Another possibility is that hospitals are beholden to pharmaceutical companies who peddle dangerous drugs when there is a safe and affordable alternative; and marijuana remains illegal under federal law.

According to  Dr. Lester Grinspoon, Professor Emeritus of Harvard Medical School, pharmaceutical companies oppose medical marijuana because  “[they] cannot patent marijuana. . . [and] it will compete with their own products.” And although marijuana has a long history of  medical use and thousands of years of validation, it is unable to win FDA approval because of the federal government’s refusal to change the Controlled Substances Act, and reschedule marijuana out of its current Schedule I status. Schedule I drugs are defined  as follows:

A) The drug or other substance has a high potential for abuse.

B) The drug or other substance has no currently accepted medical use in treatment in the United States.

C) There is a lack of accepted safety for use of the drug or other substance under medical supervision.

Any rational human being who has not been sleeping under a rock for the past 40 years recognizes the absurdity of classifying marijuana as a Schedule I substance, but efforts to reschedule it have been met with ignorance and special interest fueled political hacks who oppose anything that would re-think the fallacious state of drug policy in this country.

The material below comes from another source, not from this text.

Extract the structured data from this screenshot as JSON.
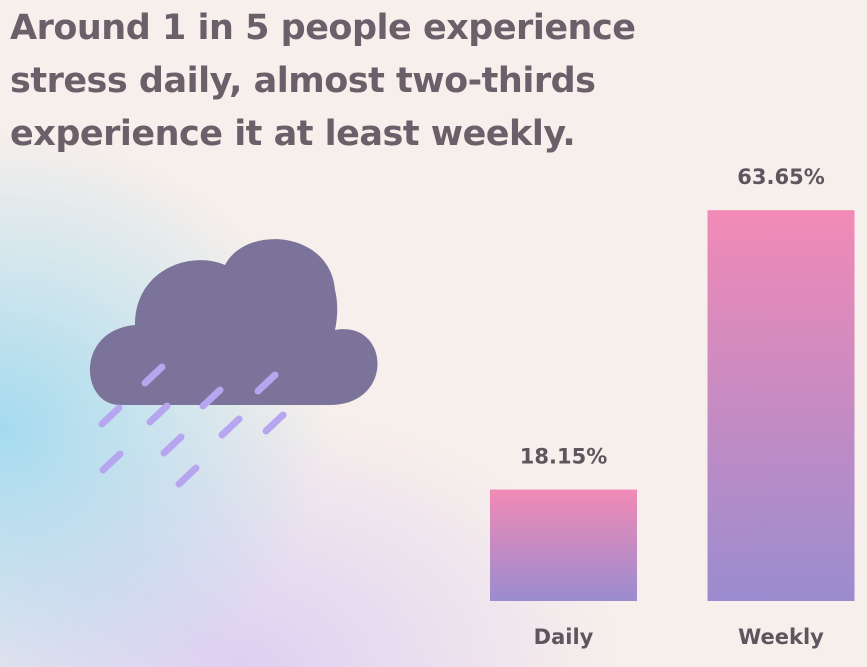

Even though several states have legalized the use of medical marijuana, the plant still remains illegal to possess for any reason under federal law. Doctor’s who recommend the substance may also risk reprimand from the DEA, and although it has not happened, the revocation of a doctor’s DEA license is a real possibility for those physicians that recommend cannabis to patients. The federal government’s continued prohibition against cannabis is a hallmark example of capture by special interests.

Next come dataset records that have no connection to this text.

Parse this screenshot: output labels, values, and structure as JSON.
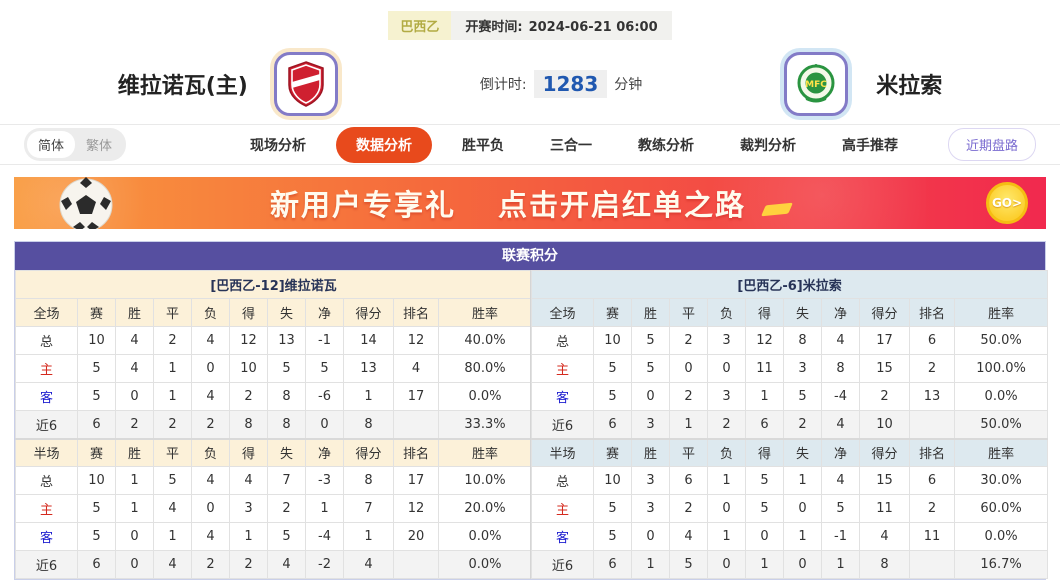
{
  "header": {
    "league": "巴西乙",
    "kickoff_label": "开赛时间:",
    "kickoff_time": "2024-06-21 06:00",
    "home_name": "维拉诺瓦(主)",
    "away_name": "米拉索",
    "away_logo_text": "MFC",
    "countdown_label": "倒计时:",
    "countdown_value": "1283",
    "countdown_unit": "分钟"
  },
  "nav": {
    "lang_simplified": "简体",
    "lang_traditional": "繁体",
    "tabs": [
      {
        "label": "现场分析",
        "active": false
      },
      {
        "label": "数据分析",
        "active": true
      },
      {
        "label": "胜平负",
        "active": false
      },
      {
        "label": "三合一",
        "active": false
      },
      {
        "label": "教练分析",
        "active": false
      },
      {
        "label": "裁判分析",
        "active": false
      },
      {
        "label": "高手推荐",
        "active": false
      }
    ],
    "recent_trend": "近期盘路"
  },
  "banner": {
    "headline_1": "新用户专享礼",
    "headline_2": "点击开启红单之路",
    "go_label": "GO>"
  },
  "standings": {
    "title": "联赛积分",
    "home_team_header": "[巴西乙-12]维拉诺瓦",
    "away_team_header": "[巴西乙-6]米拉索",
    "full_label": "全场",
    "half_label": "半场",
    "columns": [
      "赛",
      "胜",
      "平",
      "负",
      "得",
      "失",
      "净",
      "得分",
      "排名",
      "胜率"
    ],
    "home": {
      "full": [
        {
          "label": "总",
          "type": "total",
          "cells": [
            "10",
            "4",
            "2",
            "4",
            "12",
            "13",
            "-1",
            "14",
            "12",
            "40.0%"
          ]
        },
        {
          "label": "主",
          "type": "home",
          "cells": [
            "5",
            "4",
            "1",
            "0",
            "10",
            "5",
            "5",
            "13",
            "4",
            "80.0%"
          ]
        },
        {
          "label": "客",
          "type": "away",
          "cells": [
            "5",
            "0",
            "1",
            "4",
            "2",
            "8",
            "-6",
            "1",
            "17",
            "0.0%"
          ]
        },
        {
          "label": "近6",
          "type": "recent",
          "cells": [
            "6",
            "2",
            "2",
            "2",
            "8",
            "8",
            "0",
            "8",
            "",
            "33.3%"
          ]
        }
      ],
      "half": [
        {
          "label": "总",
          "type": "total",
          "cells": [
            "10",
            "1",
            "5",
            "4",
            "4",
            "7",
            "-3",
            "8",
            "17",
            "10.0%"
          ]
        },
        {
          "label": "主",
          "type": "home",
          "cells": [
            "5",
            "1",
            "4",
            "0",
            "3",
            "2",
            "1",
            "7",
            "12",
            "20.0%"
          ]
        },
        {
          "label": "客",
          "type": "away",
          "cells": [
            "5",
            "0",
            "1",
            "4",
            "1",
            "5",
            "-4",
            "1",
            "20",
            "0.0%"
          ]
        },
        {
          "label": "近6",
          "type": "recent",
          "cells": [
            "6",
            "0",
            "4",
            "2",
            "2",
            "4",
            "-2",
            "4",
            "",
            "0.0%"
          ]
        }
      ]
    },
    "away": {
      "full": [
        {
          "label": "总",
          "type": "total",
          "cells": [
            "10",
            "5",
            "2",
            "3",
            "12",
            "8",
            "4",
            "17",
            "6",
            "50.0%"
          ]
        },
        {
          "label": "主",
          "type": "home",
          "cells": [
            "5",
            "5",
            "0",
            "0",
            "11",
            "3",
            "8",
            "15",
            "2",
            "100.0%"
          ]
        },
        {
          "label": "客",
          "type": "away",
          "cells": [
            "5",
            "0",
            "2",
            "3",
            "1",
            "5",
            "-4",
            "2",
            "13",
            "0.0%"
          ]
        },
        {
          "label": "近6",
          "type": "recent",
          "cells": [
            "6",
            "3",
            "1",
            "2",
            "6",
            "2",
            "4",
            "10",
            "",
            "50.0%"
          ]
        }
      ],
      "half": [
        {
          "label": "总",
          "type": "total",
          "cells": [
            "10",
            "3",
            "6",
            "1",
            "5",
            "1",
            "4",
            "15",
            "6",
            "30.0%"
          ]
        },
        {
          "label": "主",
          "type": "home",
          "cells": [
            "5",
            "3",
            "2",
            "0",
            "5",
            "0",
            "5",
            "11",
            "2",
            "60.0%"
          ]
        },
        {
          "label": "客",
          "type": "away",
          "cells": [
            "5",
            "0",
            "4",
            "1",
            "0",
            "1",
            "-1",
            "4",
            "11",
            "0.0%"
          ]
        },
        {
          "label": "近6",
          "type": "recent",
          "cells": [
            "6",
            "1",
            "5",
            "0",
            "1",
            "0",
            "1",
            "8",
            "",
            "16.7%"
          ]
        }
      ]
    }
  },
  "colors": {
    "accent_orange": "#e84a1c",
    "title_purple": "#564fa0",
    "home_label_red": "#d42a1e",
    "away_label_blue": "#1f1fd0",
    "countdown_blue": "#2058b0"
  }
}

Prohibition undermines the civil liberties of Americans, and creates an irrational and irresponsible environment. This environment causes hospitals to remove patients from transplant lists, causes employers to fire otherwise good employees, and has put tens of millions of Americans into the criminal justice system. This debate ended long ago. The real winner has already been declared.

There is no rational reason for Marijuana to be listed as a Schedule I substance or to criminalize its possession, sale, or distribution. By upholding the status quo, politicians show where their true allegiance lies, with special interests and uninformed culture-warriors.